EURUSD is currently edging sideways around the 50-day simple moving average (SMA) and crawling into the Ichimoku cloud, after a retracement from the recent 32½-month high of 1.2349. Despite the retraction, the slowed negative bearing in the red Tenkan-sen line and the flattening of the blue Kijun-sen line are both backing the stalling price action. Nonetheless, the climbing SMAs are retaining a bullish tone, which is nurturing the positive structure.

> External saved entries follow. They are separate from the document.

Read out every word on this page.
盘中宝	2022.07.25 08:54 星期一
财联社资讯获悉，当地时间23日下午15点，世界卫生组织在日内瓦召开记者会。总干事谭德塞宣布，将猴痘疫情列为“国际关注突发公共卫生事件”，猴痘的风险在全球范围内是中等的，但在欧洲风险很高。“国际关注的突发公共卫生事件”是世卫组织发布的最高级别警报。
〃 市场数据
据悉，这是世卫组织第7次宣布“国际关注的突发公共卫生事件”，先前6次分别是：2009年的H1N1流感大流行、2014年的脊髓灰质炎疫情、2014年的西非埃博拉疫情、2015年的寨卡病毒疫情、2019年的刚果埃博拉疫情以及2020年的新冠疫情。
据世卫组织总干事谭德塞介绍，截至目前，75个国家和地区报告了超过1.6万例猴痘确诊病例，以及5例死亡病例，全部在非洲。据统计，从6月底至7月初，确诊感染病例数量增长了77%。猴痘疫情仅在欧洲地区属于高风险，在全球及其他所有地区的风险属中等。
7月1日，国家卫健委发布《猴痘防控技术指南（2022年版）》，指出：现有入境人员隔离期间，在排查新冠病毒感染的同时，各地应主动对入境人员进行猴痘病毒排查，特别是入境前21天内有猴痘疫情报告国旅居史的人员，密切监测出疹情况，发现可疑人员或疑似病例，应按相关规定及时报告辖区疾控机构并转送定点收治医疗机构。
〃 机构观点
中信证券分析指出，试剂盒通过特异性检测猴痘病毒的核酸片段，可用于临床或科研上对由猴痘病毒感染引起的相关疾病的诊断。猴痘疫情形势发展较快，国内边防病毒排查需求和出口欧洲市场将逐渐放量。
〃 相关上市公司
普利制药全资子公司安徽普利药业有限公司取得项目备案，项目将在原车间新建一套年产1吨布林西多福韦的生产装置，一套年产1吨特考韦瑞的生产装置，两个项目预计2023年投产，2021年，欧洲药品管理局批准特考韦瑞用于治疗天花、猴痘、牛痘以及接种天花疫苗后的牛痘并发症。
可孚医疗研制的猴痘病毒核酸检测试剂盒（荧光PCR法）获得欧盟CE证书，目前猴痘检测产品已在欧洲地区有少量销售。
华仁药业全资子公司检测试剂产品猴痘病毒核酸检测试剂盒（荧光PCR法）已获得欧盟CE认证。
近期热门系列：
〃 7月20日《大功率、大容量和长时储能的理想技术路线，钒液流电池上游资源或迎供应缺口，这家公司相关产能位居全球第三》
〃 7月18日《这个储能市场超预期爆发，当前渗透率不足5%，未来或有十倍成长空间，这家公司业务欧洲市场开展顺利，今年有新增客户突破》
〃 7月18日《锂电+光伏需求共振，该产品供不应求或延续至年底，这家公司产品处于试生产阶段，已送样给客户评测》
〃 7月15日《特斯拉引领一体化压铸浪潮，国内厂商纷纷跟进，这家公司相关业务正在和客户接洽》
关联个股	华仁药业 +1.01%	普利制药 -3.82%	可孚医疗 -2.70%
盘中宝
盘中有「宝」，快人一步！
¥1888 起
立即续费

Evaporating directional momentum is apparent in the short-term oscillators. Lately, the MACD has been trailing the zero mark and now, together with its red trigger line, has slid ever so slightly below it. The RSI recently has been flirting around its neutral threshold and has now only just deflected off it in bearish territory. The stochastics’ negative bearing seems to have eased slightly, hinting of some weakness in bearish sentiment.
In a negative scenario, a dip deeper into the cloud from 1.2132 may then encounter early support from the 1.2052 trough. However, receding further, the pair could next meet downside friction at the 1.2002 barrier. Should additional losses unfold, the price may challenge the 100-day SMA at 1.1954 – in the vicinity of the cloud’s lower band – ahead of the 1.1919 border.
If the pair gains traction around the cloud’s upper frontier, initial resistance may originate from the section of 1.2189-1.2222, which also encompasses the blue Kijun-sen line. Surpassing this, the price could re-target the multi-year top of 1.2349. Conquering the peak too may reinforce confidence into the climb, driving the bulls to aim for the 1.2400-1.2413 limiting boundary.
Summarizing, EURUSD’s bullish tone may remain robust should the pair manage to hold above the SMAs, the 1.2052 key trough and the Ichimoku cloud.